Por Sara Mehrgut
Ganadora de la IV edición de Excelencia Literaria
“Hubiéramos podido ser los dueños del ancho mundo
y no somos más que unos granos de trigo en la ancha Castilla”.
Bartolomé Bennassar
Me presentan en la facultad de Bellas Artes a un alumno que también es de Valladolid. Como somos los únicos pucelanos de la clase, mis amigas creen que me gustará conocerlo. Al principio, sí. Habla de los buenos artistas de nuestra ciudad (escritores, imagineros, pintores...) y yo asiento. De los enormes cielos que caen desde los edificios hasta los campos de labranza, y aplaudo. De la elegancia de los ciudadanos cuando pasean por las calles comerciales, y sonrío.
Con el éxito de sus primeras intervenciones, el muchacho se me crece y asegura que viviría en Valladolid toda su vida. ¡Qué empeño, Dios mío, de no desear ningún otro horizonte!... Por si aquello no fuera suficiente, el amor a la patria chica le hace embalarse:
—Te aseguro que Valladolid es la ciudad perfecta.
Ah, no.
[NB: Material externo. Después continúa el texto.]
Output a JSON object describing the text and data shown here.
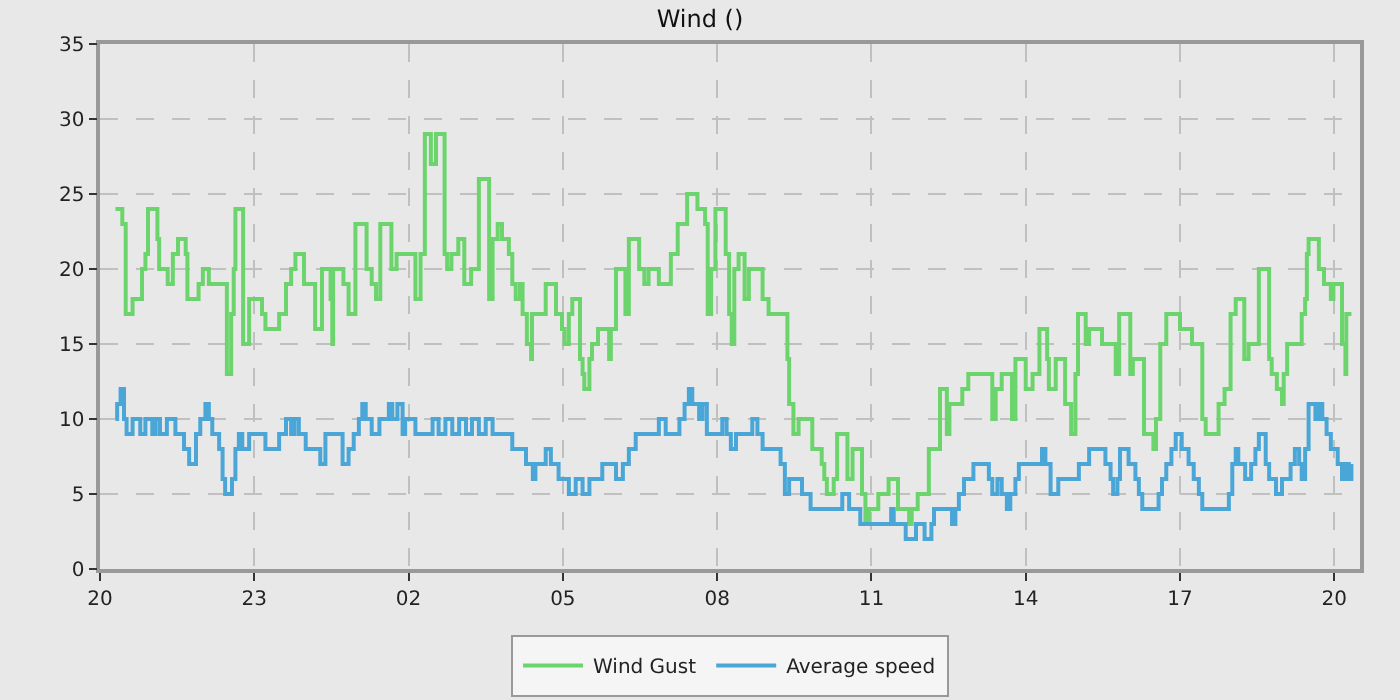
{
  "chart_data": {
    "type": "step",
    "title": "Wind ()",
    "xlim": [
      "--01-01T20:00",
      "--01-02T20:30"
    ],
    "xticks": [
      {
        "value": "--01-01T20:00",
        "label": "20"
      },
      {
        "value": "--01-01T23:00",
        "label": "23"
      },
      {
        "value": "--01-02T02:00",
        "label": "02"
      },
      {
        "value": "--01-02T05:00",
        "label": "05"
      },
      {
        "value": "--01-02T08:00",
        "label": "08"
      },
      {
        "value": "--01-02T11:00",
        "label": "11"
      },
      {
        "value": "--01-02T14:00",
        "label": "14"
      },
      {
        "value": "--01-02T17:00",
        "label": "17"
      },
      {
        "value": "--01-02T20:00",
        "label": "20"
      }
    ],
    "ylim": [
      0,
      35
    ],
    "yticks": [
      0,
      5,
      10,
      15,
      20,
      25,
      30,
      35
    ],
    "grid": true,
    "legend": "bottom",
    "line_style": "solid",
    "marker": "none",
    "series": [
      {
        "name": "Wind Gust",
        "color": "#6cd46c",
        "x": [
          "--01-01T20:18",
          "--01-01T20:26",
          "--01-01T20:30",
          "--01-01T20:38",
          "--01-01T20:49",
          "--01-01T20:53",
          "--01-01T20:56",
          "--01-01T21:07",
          "--01-01T21:09",
          "--01-01T21:19",
          "--01-01T21:25",
          "--01-01T21:31",
          "--01-01T21:40",
          "--01-01T21:42",
          "--01-01T21:55",
          "--01-01T22:00",
          "--01-01T22:07",
          "--01-01T22:24",
          "--01-01T22:28",
          "--01-01T22:33",
          "--01-01T22:36",
          "--01-01T22:38",
          "--01-01T22:47",
          "--01-01T22:54",
          "--01-01T23:09",
          "--01-01T23:13",
          "--01-01T23:29",
          "--01-01T23:37",
          "--01-01T23:43",
          "--01-01T23:48",
          "--01-01T23:58",
          "--01-02T00:11",
          "--01-02T00:19",
          "--01-02T00:29",
          "--01-02T00:31",
          "--01-02T00:32",
          "--01-02T00:44",
          "--01-02T00:50",
          "--01-02T00:58",
          "--01-02T01:11",
          "--01-02T01:17",
          "--01-02T01:22",
          "--01-02T01:27",
          "--01-02T01:40",
          "--01-02T01:46",
          "--01-02T02:08",
          "--01-02T02:14",
          "--01-02T02:19",
          "--01-02T02:26",
          "--01-02T02:32",
          "--01-02T02:42",
          "--01-02T02:45",
          "--01-02T02:50",
          "--01-02T02:58",
          "--01-02T03:05",
          "--01-02T03:13",
          "--01-02T03:22",
          "--01-02T03:34",
          "--01-02T03:38",
          "--01-02T03:44",
          "--01-02T03:49",
          "--01-02T03:57",
          "--01-02T04:01",
          "--01-02T04:05",
          "--01-02T04:10",
          "--01-02T04:13",
          "--01-02T04:18",
          "--01-02T04:23",
          "--01-02T04:24",
          "--01-02T04:40",
          "--01-02T04:52",
          "--01-02T04:59",
          "--01-02T05:02",
          "--01-02T05:07",
          "--01-02T05:11",
          "--01-02T05:20",
          "--01-02T05:23",
          "--01-02T05:25",
          "--01-02T05:31",
          "--01-02T05:34",
          "--01-02T05:41",
          "--01-02T05:54",
          "--01-02T05:56",
          "--01-02T06:02",
          "--01-02T06:13",
          "--01-02T06:17",
          "--01-02T06:29",
          "--01-02T06:35",
          "--01-02T06:40",
          "--01-02T06:52",
          "--01-02T07:06",
          "--01-02T07:14",
          "--01-02T07:25",
          "--01-02T07:37",
          "--01-02T07:46",
          "--01-02T07:49",
          "--01-02T07:53",
          "--01-02T07:58",
          "--01-02T08:10",
          "--01-02T08:14",
          "--01-02T08:17",
          "--01-02T08:20",
          "--01-02T08:25",
          "--01-02T08:32",
          "--01-02T08:37",
          "--01-02T08:53",
          "--01-02T09:00",
          "--01-02T09:22",
          "--01-02T09:24",
          "--01-02T09:29",
          "--01-02T09:35",
          "--01-02T09:51",
          "--01-02T09:57",
          "--01-02T10:02",
          "--01-02T10:05",
          "--01-02T10:08",
          "--01-02T10:16",
          "--01-02T10:20",
          "--01-02T10:32",
          "--01-02T10:38",
          "--01-02T10:49",
          "--01-02T10:53",
          "--01-02T10:57",
          "--01-02T11:08",
          "--01-02T11:20",
          "--01-02T11:31",
          "--01-02T11:44",
          "--01-02T11:47",
          "--01-02T11:54",
          "--01-02T12:07",
          "--01-02T12:20",
          "--01-02T12:28",
          "--01-02T12:31",
          "--01-02T12:46",
          "--01-02T12:53",
          "--01-02T13:21",
          "--01-02T13:25",
          "--01-02T13:32",
          "--01-02T13:44",
          "--01-02T13:48",
          "--01-02T14:00",
          "--01-02T14:08",
          "--01-02T14:16",
          "--01-02T14:25",
          "--01-02T14:27",
          "--01-02T14:35",
          "--01-02T14:46",
          "--01-02T14:53",
          "--01-02T14:58",
          "--01-02T15:01",
          "--01-02T15:10",
          "--01-02T15:14",
          "--01-02T15:23",
          "--01-02T15:29",
          "--01-02T15:45",
          "--01-02T15:49",
          "--01-02T16:02",
          "--01-02T16:05",
          "--01-02T16:18",
          "--01-02T16:29",
          "--01-02T16:32",
          "--01-02T16:37",
          "--01-02T16:41",
          "--01-02T16:44",
          "--01-02T17:00",
          "--01-02T17:14",
          "--01-02T17:26",
          "--01-02T17:30",
          "--01-02T17:34",
          "--01-02T17:45",
          "--01-02T17:52",
          "--01-02T17:59",
          "--01-02T18:05",
          "--01-02T18:15",
          "--01-02T18:20",
          "--01-02T18:32",
          "--01-02T18:44",
          "--01-02T18:47",
          "--01-02T18:53",
          "--01-02T18:59",
          "--01-02T19:01",
          "--01-02T19:05",
          "--01-02T19:22",
          "--01-02T19:26",
          "--01-02T19:28",
          "--01-02T19:30",
          "--01-02T19:42",
          "--01-02T19:48",
          "--01-02T19:56",
          "--01-02T19:59",
          "--01-02T20:09",
          "--01-02T20:13",
          "--01-02T20:14",
          "--01-02T20:20"
        ],
        "values": [
          24,
          23,
          17,
          18,
          20,
          21,
          24,
          22,
          20,
          19,
          21,
          22,
          21,
          18,
          19,
          20,
          19,
          19,
          13,
          17,
          20,
          24,
          15,
          18,
          17,
          16,
          17,
          19,
          20,
          21,
          19,
          16,
          20,
          18,
          15,
          20,
          19,
          17,
          23,
          20,
          19,
          18,
          23,
          20,
          21,
          18,
          21,
          29,
          27,
          29,
          21,
          20,
          21,
          22,
          19,
          20,
          26,
          18,
          22,
          23,
          22,
          21,
          19,
          18,
          19,
          17,
          15,
          14,
          17,
          19,
          17,
          16,
          15,
          17,
          18,
          14,
          13,
          12,
          14,
          15,
          16,
          14,
          16,
          20,
          17,
          22,
          20,
          19,
          20,
          19,
          21,
          23,
          25,
          24,
          23,
          17,
          20,
          24,
          21,
          17,
          15,
          20,
          21,
          18,
          20,
          18,
          17,
          14,
          11,
          9,
          10,
          8,
          8,
          7,
          6,
          5,
          6,
          9,
          6,
          8,
          5,
          3,
          4,
          5,
          6,
          4,
          3,
          4,
          5,
          8,
          12,
          9,
          11,
          12,
          13,
          10,
          12,
          13,
          10,
          14,
          12,
          13,
          16,
          14,
          12,
          14,
          11,
          9,
          13,
          17,
          15,
          16,
          16,
          15,
          13,
          17,
          13,
          14,
          9,
          8,
          10,
          15,
          15,
          17,
          16,
          15,
          10,
          9,
          9,
          11,
          12,
          17,
          18,
          14,
          15,
          20,
          14,
          13,
          12,
          11,
          13,
          15,
          17,
          18,
          21,
          22,
          20,
          19,
          18,
          19,
          15,
          13,
          17,
          17
        ]
      },
      {
        "name": "Average speed",
        "color": "#4ba6d8",
        "x": [
          "--01-01T20:18",
          "--01-01T20:20",
          "--01-01T20:24",
          "--01-01T20:28",
          "--01-01T20:31",
          "--01-01T20:38",
          "--01-01T20:47",
          "--01-01T20:53",
          "--01-01T21:01",
          "--01-01T21:05",
          "--01-01T21:10",
          "--01-01T21:18",
          "--01-01T21:28",
          "--01-01T21:38",
          "--01-01T21:44",
          "--01-01T21:52",
          "--01-01T21:57",
          "--01-01T22:03",
          "--01-01T22:07",
          "--01-01T22:11",
          "--01-01T22:19",
          "--01-01T22:23",
          "--01-01T22:26",
          "--01-01T22:34",
          "--01-01T22:38",
          "--01-01T22:42",
          "--01-01T22:46",
          "--01-01T22:54",
          "--01-01T23:05",
          "--01-01T23:13",
          "--01-01T23:29",
          "--01-01T23:37",
          "--01-01T23:43",
          "--01-01T23:47",
          "--01-01T23:52",
          "--01-02T00:00",
          "--01-02T00:17",
          "--01-02T00:23",
          "--01-02T00:43",
          "--01-02T00:50",
          "--01-02T00:56",
          "--01-02T01:02",
          "--01-02T01:06",
          "--01-02T01:10",
          "--01-02T01:17",
          "--01-02T01:26",
          "--01-02T01:37",
          "--01-02T01:41",
          "--01-02T01:47",
          "--01-02T01:53",
          "--01-02T01:56",
          "--01-02T02:08",
          "--01-02T02:20",
          "--01-02T02:28",
          "--01-02T02:35",
          "--01-02T02:43",
          "--01-02T02:51",
          "--01-02T02:59",
          "--01-02T03:07",
          "--01-02T03:14",
          "--01-02T03:22",
          "--01-02T03:30",
          "--01-02T03:38",
          "--01-02T03:53",
          "--01-02T04:01",
          "--01-02T04:17",
          "--01-02T04:25",
          "--01-02T04:28",
          "--01-02T04:40",
          "--01-02T04:46",
          "--01-02T04:55",
          "--01-02T05:07",
          "--01-02T05:15",
          "--01-02T05:23",
          "--01-02T05:31",
          "--01-02T05:46",
          "--01-02T06:02",
          "--01-02T06:10",
          "--01-02T06:17",
          "--01-02T06:25",
          "--01-02T06:52",
          "--01-02T07:00",
          "--01-02T07:16",
          "--01-02T07:22",
          "--01-02T07:27",
          "--01-02T07:31",
          "--01-02T07:39",
          "--01-02T07:43",
          "--01-02T07:48",
          "--01-02T08:06",
          "--01-02T08:11",
          "--01-02T08:16",
          "--01-02T08:22",
          "--01-02T08:33",
          "--01-02T08:41",
          "--01-02T08:47",
          "--01-02T08:53",
          "--01-02T09:14",
          "--01-02T09:19",
          "--01-02T09:24",
          "--01-02T09:39",
          "--01-02T09:49",
          "--01-02T10:26",
          "--01-02T10:34",
          "--01-02T10:47",
          "--01-02T11:23",
          "--01-02T11:26",
          "--01-02T11:40",
          "--01-02T11:52",
          "--01-02T12:02",
          "--01-02T12:10",
          "--01-02T12:13",
          "--01-02T12:34",
          "--01-02T12:38",
          "--01-02T12:42",
          "--01-02T12:48",
          "--01-02T12:59",
          "--01-02T13:17",
          "--01-02T13:21",
          "--01-02T13:27",
          "--01-02T13:32",
          "--01-02T13:38",
          "--01-02T13:42",
          "--01-02T13:48",
          "--01-02T13:52",
          "--01-02T14:19",
          "--01-02T14:23",
          "--01-02T14:29",
          "--01-02T14:38",
          "--01-02T15:02",
          "--01-02T15:14",
          "--01-02T15:33",
          "--01-02T15:39",
          "--01-02T15:42",
          "--01-02T15:47",
          "--01-02T15:50",
          "--01-02T16:00",
          "--01-02T16:08",
          "--01-02T16:12",
          "--01-02T16:16",
          "--01-02T16:35",
          "--01-02T16:39",
          "--01-02T16:44",
          "--01-02T16:50",
          "--01-02T16:55",
          "--01-02T17:02",
          "--01-02T17:10",
          "--01-02T17:16",
          "--01-02T17:22",
          "--01-02T17:26",
          "--01-02T17:57",
          "--01-02T18:01",
          "--01-02T18:05",
          "--01-02T18:08",
          "--01-02T18:16",
          "--01-02T18:23",
          "--01-02T18:28",
          "--01-02T18:32",
          "--01-02T18:40",
          "--01-02T18:44",
          "--01-02T18:52",
          "--01-02T18:59",
          "--01-02T19:09",
          "--01-02T19:14",
          "--01-02T19:19",
          "--01-02T19:22",
          "--01-02T19:26",
          "--01-02T19:30",
          "--01-02T19:38",
          "--01-02T19:42",
          "--01-02T19:46",
          "--01-02T19:51",
          "--01-02T19:56",
          "--01-02T20:04",
          "--01-02T20:09",
          "--01-02T20:13",
          "--01-02T20:17",
          "--01-02T20:20"
        ],
        "values": [
          10,
          11,
          12,
          10,
          9,
          10,
          9,
          10,
          9,
          10,
          9,
          10,
          9,
          8,
          7,
          9,
          10,
          11,
          10,
          9,
          8,
          6,
          5,
          6,
          8,
          9,
          8,
          9,
          9,
          8,
          9,
          10,
          9,
          10,
          9,
          8,
          7,
          9,
          7,
          8,
          9,
          10,
          11,
          10,
          9,
          10,
          11,
          10,
          11,
          9,
          10,
          9,
          9,
          10,
          9,
          10,
          9,
          10,
          9,
          10,
          9,
          10,
          9,
          9,
          8,
          7,
          6,
          7,
          8,
          7,
          6,
          5,
          6,
          5,
          6,
          7,
          6,
          7,
          8,
          9,
          10,
          9,
          10,
          11,
          12,
          11,
          10,
          11,
          9,
          10,
          9,
          8,
          9,
          9,
          10,
          9,
          8,
          7,
          5,
          6,
          5,
          4,
          5,
          4,
          3,
          4,
          3,
          2,
          3,
          2,
          3,
          4,
          3,
          4,
          5,
          6,
          7,
          6,
          5,
          6,
          5,
          4,
          5,
          6,
          7,
          8,
          7,
          5,
          6,
          7,
          8,
          7,
          6,
          5,
          6,
          8,
          7,
          6,
          5,
          4,
          5,
          6,
          7,
          8,
          9,
          8,
          7,
          6,
          5,
          4,
          5,
          7,
          8,
          7,
          6,
          7,
          8,
          9,
          7,
          6,
          5,
          6,
          7,
          8,
          7,
          6,
          8,
          11,
          10,
          11,
          10,
          9,
          8,
          7,
          6,
          7,
          6,
          7
        ]
      }
    ]
  }
}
De eso ni hablar, guapo. No creo que la capital castellanoleonesa haya aspirado nunca al grado de la perfección, como si esta categoría fuese deseable para alguna urbe. ¿O es que a los lugares no los singularizan también sus defectos? Además, prueba a reírte de ese orgullo vallisoletano; es muy divertido.
Si uno se pasea entre otras juventudes castellanas, se observa un desprecio compulsivo a mi ciudad. Un famoso grito de guerra en cualquier fiesta que se precie, dice: «¡Pucelano el que no bote!». Con este gañido se inicia, media o finaliza el jolgorio, entre saltos, como si estuvieran locos. Ese rechazo es un rencor centenario a la capital de la Comunidad Autónoma, como si les hubiésemos robado algo. En uno de nuestros gestos de defensa, afirmamos: «envidia», antes de darnos la vuelta, airosos. Porque los vallisoletanos somos prodigiosamente agradables: con el tiempo, incluso, nos hemos acostumbrado a que nos reciban como a un ladrón en las tiendas.
—¿Quieres algo?
—No. Nada. Solo estoy mirando.
No sé si será la dulzura de la voz de la dependienta, su tono poco inquisitivo o la manera en que su mirada te repasa de los pies a la cabeza, pero algo en tus entrañas comienza a bramar: «¡Corre, Forrest, corre!...».
Por fortuna hablamos bien, sin acentos, vanagloriándonos de nuestra vocalización y riendo presuntuosos las gracias de los del Norte, que parece que cantan, o del audaz acento sureño, que se mal entiende.
Defendemos el «la dije...» con ímpetu feroz. Tengo amigas que, seguro, escribirán su tesis acerca de las ventajas informativas de este error gramatical.
Mi conciudadano me comenta lo “alegres” que son las charras en comparación con las vallisoletanas (será que quiere ganarse algún punto en mi opinión sobre él).
—¡Cosas de Salamanca!
—Ciertamente -le respondí, sonriéndome de su injusticia-, porque fuera de Pucela no hay nadie decente; puedes estar seguro de que al cruzar los lindes de la provincia, todas las mujeres son insufriblemente fáciles.
Al rato, como ya no hay conversación, surge el asunto de la climatología. Ya no puede entretenerse con sus dulces comparaciones y yo respiro tranquila, confirmándole que el de hoy es un día inmejorable. Apenas he terminado la frase cuando soy consciente de mi error, pues la solana hace del día una maravilla. Y la grata compañía, erre que erre.
—Con este bochorno, lástima no tengan playa como en...
—¿Valladolid? ¿En serio echas de menos ese trozo de arena a las orillas de tan cristalinas aguas? –me pregunta.
La hora libre ha terminado. Él se ríe.
—Menudo carácter. Se ve a kilómetros que eres vallisoletana.
Llegado a este punto... ¿conviene protestar? ¡Qué va! Es hora de empezar una nueva clase.
Me levanto y me voy. Se nota, seguro, que soy vallisoletana.